Winnsboro Auto Ventures LLC v. Santander Consumer USA, Inc.
Dallas Court of Appeals, No. 05-17-00895-CV (April 19, 2018)
Bridges, Myers, and Schenck (opinion available here)
The Texas long-arm statute allows Texas courts to exercise personal jurisdiction over non-resident defendants “doing business” in Texas. Among other things, the statute provides that contracting with a “Texas resident,” where either party is to perform the contract in whole or in part in Texas, constitutes “doing business” in this state. This case involved a breach-of-contract claim brought against a Louisiana company, Winnsboro, by Santander, a company incorporated in Illinois but with its principal place of business and corporate headquarters in Texas. Winnsboro contested personal jurisdiction, arguing that Santander was not a Texas resident able to take advantage of the long-arm statute because it was incorporated in Illinois.

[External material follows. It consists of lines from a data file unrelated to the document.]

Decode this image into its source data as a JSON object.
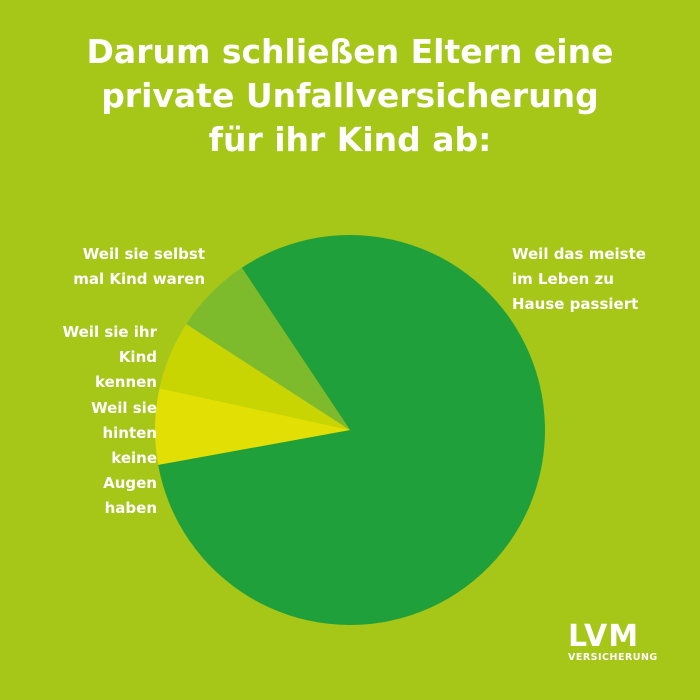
{
  "chart_data": {
    "type": "pie",
    "title": "Darum schließen Eltern eine private Unfallversicherung für ihr Kind ab:",
    "categories": [
      "Weil das meiste im Leben zu Hause passiert",
      "Weil sie hinten keine Augen haben",
      "Weil sie ihr Kind kennen",
      "Weil sie selbst mal Kind waren"
    ],
    "values": [
      81.5,
      6.3,
      5.7,
      6.5
    ],
    "colors": [
      "#1fa03b",
      "#e1df03",
      "#c9d503",
      "#7dbb2d"
    ]
  },
  "logo": {
    "name": "LVM",
    "subtitle": "VERSICHERUNG"
  }
}
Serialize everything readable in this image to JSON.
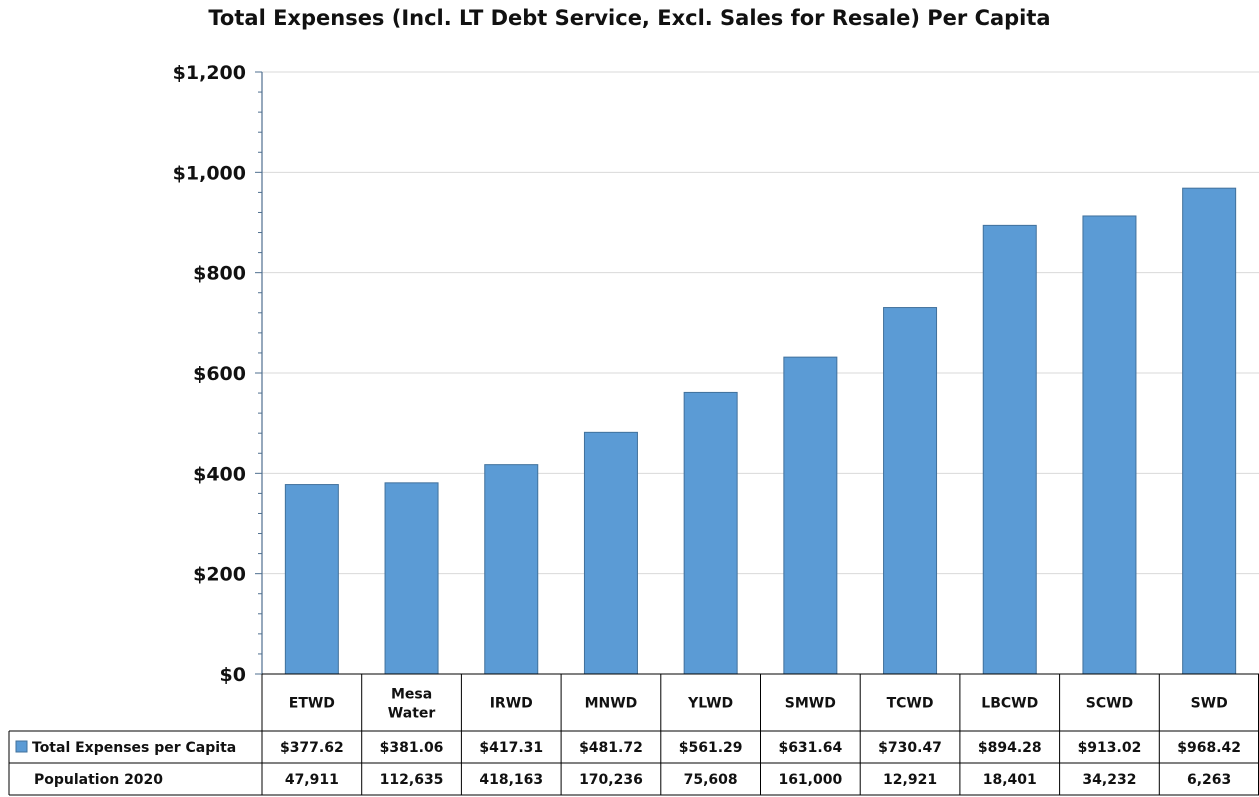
{
  "chart_data": {
    "type": "bar",
    "title": "Total Expenses (Incl. LT Debt Service, Excl. Sales for Resale) Per Capita",
    "categories": [
      "ETWD",
      "Mesa Water",
      "IRWD",
      "MNWD",
      "YLWD",
      "SMWD",
      "TCWD",
      "LBCWD",
      "SCWD",
      "SWD"
    ],
    "series": [
      {
        "name": "Total Expenses per Capita",
        "values": [
          377.62,
          381.06,
          417.31,
          481.72,
          561.29,
          631.64,
          730.47,
          894.28,
          913.02,
          968.42
        ],
        "value_labels": [
          "$377.62",
          "$381.06",
          "$417.31",
          "$481.72",
          "$561.29",
          "$631.64",
          "$730.47",
          "$894.28",
          "$913.02",
          "$968.42"
        ]
      }
    ],
    "table_rows": [
      {
        "label": "Population 2020",
        "values": [
          "47,911",
          "112,635",
          "418,163",
          "170,236",
          "75,608",
          "161,000",
          "12,921",
          "18,401",
          "34,232",
          "6,263"
        ]
      }
    ],
    "ylim": [
      0,
      1200
    ],
    "yticks": [
      0,
      200,
      400,
      600,
      800,
      1000,
      1200
    ],
    "ytick_labels": [
      "$0",
      "$200",
      "$400",
      "$600",
      "$800",
      "$1,000",
      "$1,200"
    ],
    "grid": true,
    "legend": "data-table",
    "colors": {
      "bar": "#5b9bd5",
      "bar_edge": "#41719c",
      "grid": "#d9d9d9",
      "axis": "#4f6f8f"
    }
  }
}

The term “Texas resident” is not defined; so Winnsboro looked to other statutes that define “non-residents” or “foreign corporations” as corporations formed under the laws of another state. It argued that, if corporations formed in another state are “non-residents” or “foreign corporations,” they cannot also be “residents.” The Court of Appeals disagreed, holding that the cited definitions are not applicable to the long-arm statute and, in any event, do not purport to define “resident.” The Court could find no language in the statute, and no logical rationale, to support the conclusion that the legislature meant to exclude corporations incorporated in another state but maintaining their principal place of business here from invoking the Texas courts’ long-arm power. To hold otherwise would have the practical effect of preventing businesses located in this state from having access to Texas courts, which would give rise to constitutional concerns.